Adipose tissue expansion and inflammation cause ectopic lipid accumulation in muscle and liver tissue, leading to insulin resistance and liver steatosis [20, 21]. Because the liver is uniquely vascularized, receiving both oxygenated blood via the hepatic artery and deoxygenated blood via the portal vein, it is a hypoxia-sensitive organ. The blood that flows in the hepatic lobule is directed from the periportal region towards the central vein, creating an oxygen gradient with lower oxygen tensions in the perivenous regions of the liver lobule [22]. While it is known that acute and chronic alcohol exposure causes perivenous hypoxia [23, 24], more recently, a similar pattern was established in mice who were fed a high-fat diet (HFD) leading to NAFLD [25].
This review discusses the pathways involved in hypoxia signaling and the effects of modulating the hypoxia response on the development of adipose tissue dysfunction and NAFLD.

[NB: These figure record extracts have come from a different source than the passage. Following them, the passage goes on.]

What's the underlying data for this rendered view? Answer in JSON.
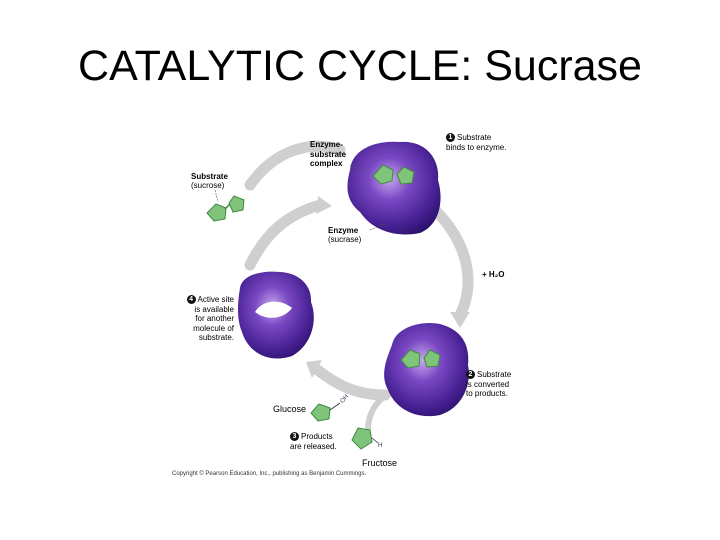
{
  "slide": {
    "title": "CATALYTIC CYCLE: Sucrase"
  },
  "diagram": {
    "enzyme_substrate_complex": "Enzyme-\nsubstrate\ncomplex",
    "substrate": "Substrate",
    "substrate_name": "(sucrose)",
    "enzyme": "Enzyme",
    "enzyme_name": "(sucrase)",
    "water": "+ H₂O",
    "step1_number": "1",
    "step1_text": "Substrate\nbinds to enzyme.",
    "step2_number": "2",
    "step2_text": "Substrate\nis converted\nto products.",
    "step3_number": "3",
    "step3_text": "Products\nare released.",
    "step4_number": "4",
    "step4_text": "Active site\nis available\nfor another\nmolecule of\nsubstrate.",
    "glucose": "Glucose",
    "fructose": "Fructose",
    "oh_label": "OH",
    "h_label": "H",
    "copyright": "Copyright © Pearson Education, Inc., publishing as Benjamin Cummings.",
    "colors": {
      "enzyme_dark": "#3a1a7a",
      "enzyme_mid": "#6a3ab5",
      "enzyme_light": "#b08ae0",
      "substrate_green": "#7fc47a",
      "substrate_dark": "#3f8a40",
      "arrow_gray": "#c8c8c8"
    }
  }
}
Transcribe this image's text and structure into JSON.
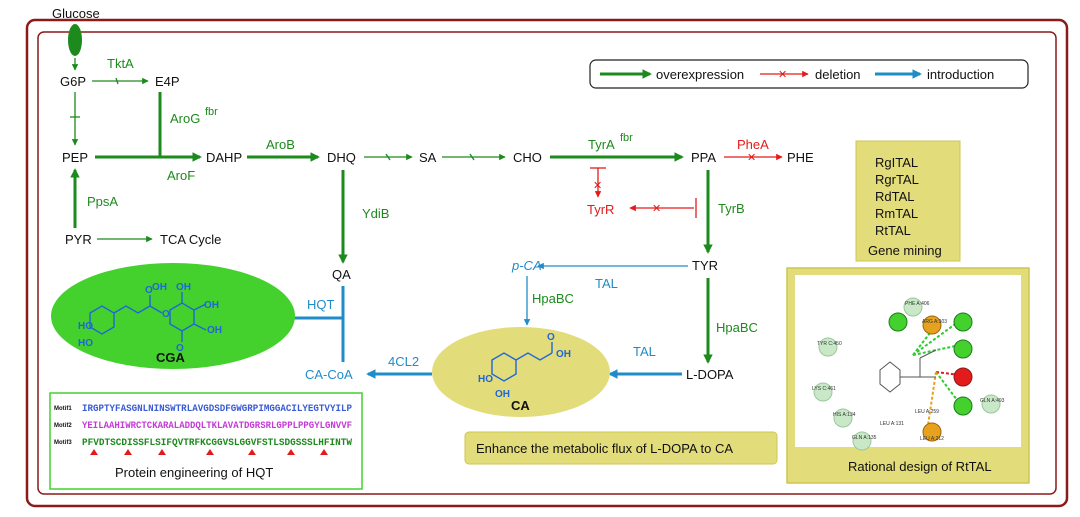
{
  "nodes": {
    "glucose": "Glucose",
    "g6p": "G6P",
    "e4p": "E4P",
    "pep": "PEP",
    "dahp": "DAHP",
    "dhq": "DHQ",
    "sa": "SA",
    "cho": "CHO",
    "ppa": "PPA",
    "phe": "PHE",
    "pyr": "PYR",
    "tca": "TCA Cycle",
    "tyrr": "TyrR",
    "qa": "QA",
    "tyr": "TYR",
    "pca": "p-CA",
    "ldopa": "L-DOPA",
    "cacoa": "CA-CoA",
    "cga": "CGA",
    "ca": "CA"
  },
  "enzymes": {
    "tkta": "TktA",
    "arog": "AroG",
    "arog_sup": "fbr",
    "arof": "AroF",
    "arob": "AroB",
    "tyra": "TyrA",
    "tyra_sup": "fbr",
    "phea": "PheA",
    "ppsa": "PpsA",
    "ydib": "YdiB",
    "tyrb": "TyrB",
    "tal1": "TAL",
    "tal2": "TAL",
    "hpabc1": "HpaBC",
    "hpabc2": "HpaBC",
    "hqt": "HQT",
    "cl2": "4CL2"
  },
  "legend": {
    "overexpression": "overexpression",
    "deletion": "deletion",
    "introduction": "introduction"
  },
  "gene_mining": {
    "genes": [
      "RgITAL",
      "RgrTAL",
      "RdTAL",
      "RmTAL",
      "RtTAL"
    ],
    "caption": "Gene mining"
  },
  "rational_design": {
    "caption": "Rational design of RtTAL",
    "residues": [
      "PHE A:406",
      "TYR C:450",
      "LYS C:461",
      "HIS A:134",
      "GLN A:135",
      "LEU A:131",
      "LEU A:259",
      "LEU A:212",
      "GLN A:493",
      "ARG A:303"
    ]
  },
  "flux_box": "Enhance the metabolic flux of L-DOPA to CA",
  "protein_engineering": {
    "caption": "Protein engineering of HQT",
    "motifs": [
      {
        "label": "Motif1",
        "seq": "IRGPTYFASGNLNINSWTRLAVGDSDFGWGRPIMGGACILYEGTVYILP"
      },
      {
        "label": "Motif2",
        "seq": "YEILAAHIWRCTCKARALADDQLTKLAVATDGRSRLGPPLPPGYLGNVVF"
      },
      {
        "label": "Motif3",
        "seq": "PFVDTSCDISSFLSIFQVTRFKCGGVSLGGVFSTLSDGSSSLHFINTW"
      }
    ]
  },
  "colors": {
    "overexpression": "#1d8a1d",
    "deletion": "#e31b1b",
    "introduction": "#1f8cc9",
    "frame": "#8b1a1a",
    "olive": "#e2dc7a",
    "olive_border": "#cfc64f",
    "cga_ellipse": "#44d12e"
  }
}
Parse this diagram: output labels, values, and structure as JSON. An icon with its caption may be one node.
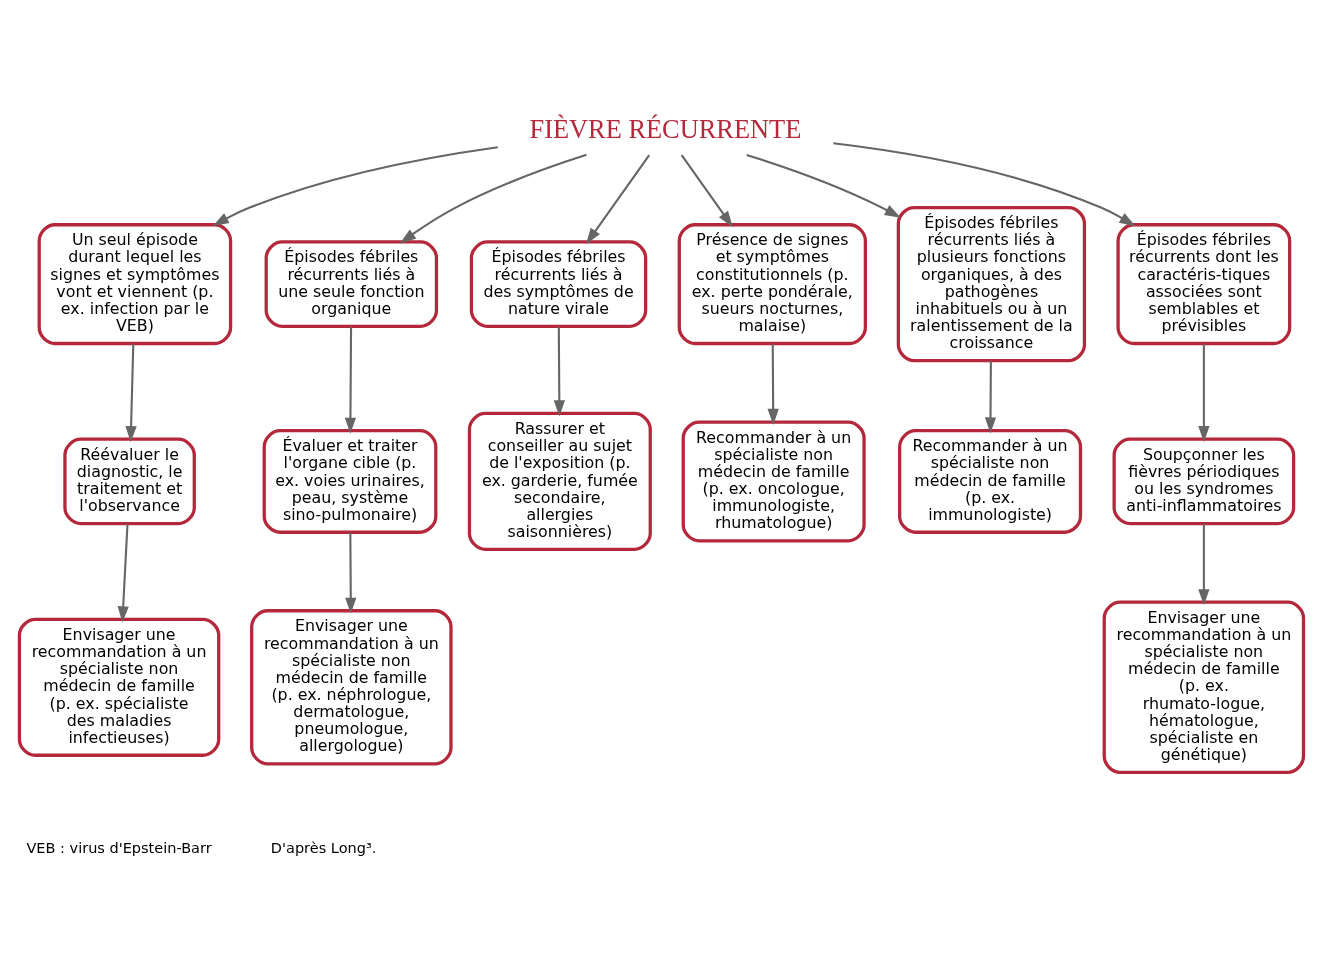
{
  "diagram": {
    "nodes": [
      {
        "text": [
          "FIÈVRE RÉCURRENTE"
        ]
      },
      {
        "text": [
          "Un seul épisode durant lequel les signes et symptômes vont et viennent (p. ex. infection par le VEB)"
        ]
      },
      {
        "text": [
          "Épisodes fébriles récurrents liés à une seule fonction organique"
        ]
      },
      {
        "text": [
          "Épisodes fébriles récurrents liés à des symptômes de nature virale"
        ]
      },
      {
        "text": [
          "Présence de signes et symptômes constitutionnels (p. ex. perte pondérale, sueurs nocturnes, malaise)"
        ]
      },
      {
        "text": [
          "Épisodes fébriles récurrents liés à plusieurs fonctions organiques, à des pathogènes inhabituels ou à un ralentissement de la croissance"
        ]
      },
      {
        "text": [
          "Épisodes fébriles récurrents dont les caractéris-tiques associées sont semblables et prévisibles"
        ]
      },
      {
        "text": [
          "Réévaluer le diagnostic, le traitement et l'observance"
        ]
      },
      {
        "text": [
          "Évaluer et traiter l'organe cible (p. ex. voies urinaires, peau, système sino-pulmonaire)"
        ]
      },
      {
        "text": [
          "Rassurer et conseiller au sujet de l'exposition (p. ex. garderie, fumée secondaire, allergies saisonnières)"
        ]
      },
      {
        "text": [
          "Recommander à un spécialiste non médecin de famille (p. ex. oncologue, immunologiste, rhumatologue)"
        ]
      },
      {
        "text": [
          "Recommander à un spécialiste non médecin de famille (p. ex. immunologiste)"
        ]
      },
      {
        "text": [
          "Soupçonner les fièvres périodiques ou les syndromes anti-inflammatoires"
        ]
      },
      {
        "text": [
          "Envisager une recommandation à un spécialiste non médecin de famille (p. ex. spécialiste des maladies infectieuses)"
        ]
      },
      {
        "text": [
          "Envisager une recommandation à un spécialiste non médecin de famille (p. ex. néphrologue, dermatologue, pneumologue, allergologue)"
        ]
      },
      {
        "text": [
          "Envisager une recommandation à un spécialiste non médecin de famille (p. ex. rhumato-logue, hématologue, spécialiste en génétique)"
        ]
      }
    ],
    "edges": [
      {
        "from": 0,
        "to": 1,
        "arrow": "to"
      },
      {
        "from": 0,
        "to": 2,
        "arrow": "to"
      },
      {
        "from": 0,
        "to": 3,
        "arrow": "to"
      },
      {
        "from": 0,
        "to": 4,
        "arrow": "to"
      },
      {
        "from": 0,
        "to": 5,
        "arrow": "to"
      },
      {
        "from": 0,
        "to": 6,
        "arrow": "to"
      },
      {
        "from": 1,
        "to": 7,
        "arrow": "to"
      },
      {
        "from": 2,
        "to": 8,
        "arrow": "to"
      },
      {
        "from": 3,
        "to": 9,
        "arrow": "to"
      },
      {
        "from": 4,
        "to": 10,
        "arrow": "to"
      },
      {
        "from": 5,
        "to": 11,
        "arrow": "to"
      },
      {
        "from": 6,
        "to": 12,
        "arrow": "to"
      },
      {
        "from": 7,
        "to": 13,
        "arrow": "to"
      },
      {
        "from": 8,
        "to": 14,
        "arrow": "to"
      },
      {
        "from": 12,
        "to": 15,
        "arrow": "to"
      }
    ],
    "labels": [
      "VEB : virus d'Epstein-Barr",
      "D'après Long³."
    ]
  }
}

The hypoxia-induced adaptive response pathway
Hypoxia-inducible transcription factors (HIF) are the master regulators of the cellular and tissue response to hypoxic stress [26–28]. They are heterodimers consisting of an oxygen-sensitive HIF-α subunit and a stable, constitutively expressed β-subunit (HIF-1β), also known as ARNT (aryl hydrocarbon receptor nuclear translocator). Three forms of HIF-α, named HIF-1α, HIF-2α and HIF-3α, have been characterized. HIF-α subunit stability is strictly controlled by cellular oxygen concentrations (Fig. 1). Under normoxic conditions, HIF-α is subject to hydroxylation at specific proline residues by prolyl hydroxylase domain proteins (designated PHD1, PHD2 and PHD3). PHD activity requires oxygen and 2-oxoglutarate as co-substrates and ascorbic acid and iron as co-factors [29]. Hydroxylation allows recognition of HIF-α by the von Hippel Lindau (VHL) tumor suppressor gene, which acts as a substrate for the E3 ubiquitin ligase complex, resulting in polyubiquitination and proteasomal degradation [30]. Under hypoxic conditions, PHD activity is inhibited and HIF-α can translocate to the nucleus where it dimerizes with HIF-1β, thereby forming the active transcription factor HIF.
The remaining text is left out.